Wednesday, November 24, 2021

About Those Glaciers

I've barely mentioned the Greenland glaciers in the almost 14 years I've been blogging, despite the role that work on the climate crisis plays in my daily life. I try to keep mentions of climate change to a minimum here, since it would otherwise overwhelm everything else, and me.

The glaciers have come up a couple of times, though.

In 2012, I saw Will Steger speak and show a time-lapse video of a glacier moving and shrinking. I wrote that day that the glaciers are "moving much more rapidly now than in the past because more melt means more lubrication, speeding their ooze to the sea."

Then in June 2019, in a Twitter round-up after an IPCC report, I included a couple of tweets, one of which was this:

Greenland's ice sheet is melting 6x faster than it was in the 1980s, and the meltwater is directly raising sea levels, according to a new study published in the journal Proceedings of the National Academy of Sciences.

Well, here's the 2021 update, based on a story from the Washington Post, citing multiple glacier researchers.

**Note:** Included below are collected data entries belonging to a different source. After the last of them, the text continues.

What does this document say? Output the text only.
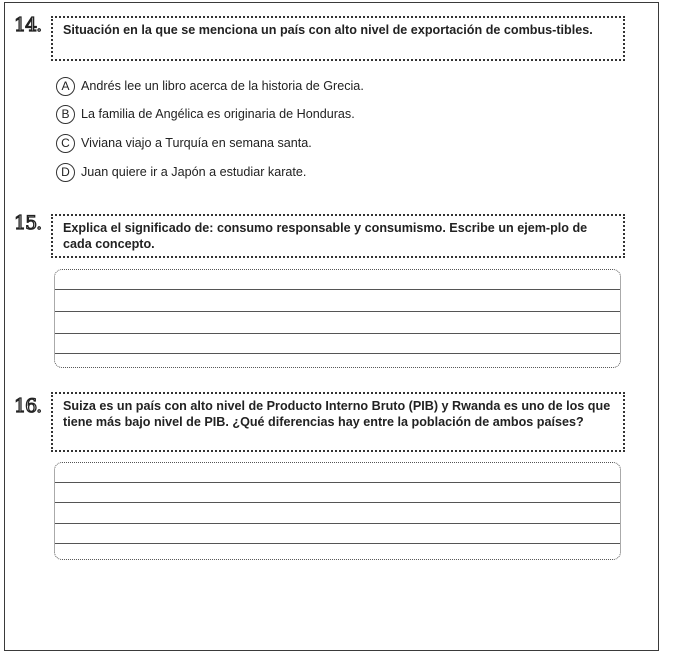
14.	Situación en la que se menciona un país con alto nivel de exportación de combus-tibles.
A Andrés lee un libro acerca de la historia de Grecia.
B La familia de Angélica es originaria de Honduras.
C Viviana viajo a Turquía en semana santa.
D Juan quiere ir a Japón a estudiar karate.
15.	Explica el significado de: consumo responsable y consumismo. Escribe un ejem-plo de cada concepto.
16.	Suiza es un país con alto nivel de Producto Interno Bruto (PIB) y Rwanda es uno de los que tiene más bajo nivel de PIB. ¿Qué diferencias hay entre la población de ambos países?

  • The ice sheet lost more than it gained for the 25th year in a row.
  • It rained at the summit of the ice sheet for the first time in known history.
  • Even though there was more snowfall than in most recent years, which added to the glacier temporarily, overall "ice loss from iceberg calving and ocean melt was the highest since at least satellite records began in 1986."

As a final kick in the pants, if rain becomes common in the summer months, it will make the jobs of the researchers who track the glaciers harder than it already is, forcing them to change everything from how they land airplanes to food storage to how sewage is handled. Essentially, all of their assumptions about the ground beneath their feet will be wrong.

One more metaphor in this climate-changing world, as if we needed another.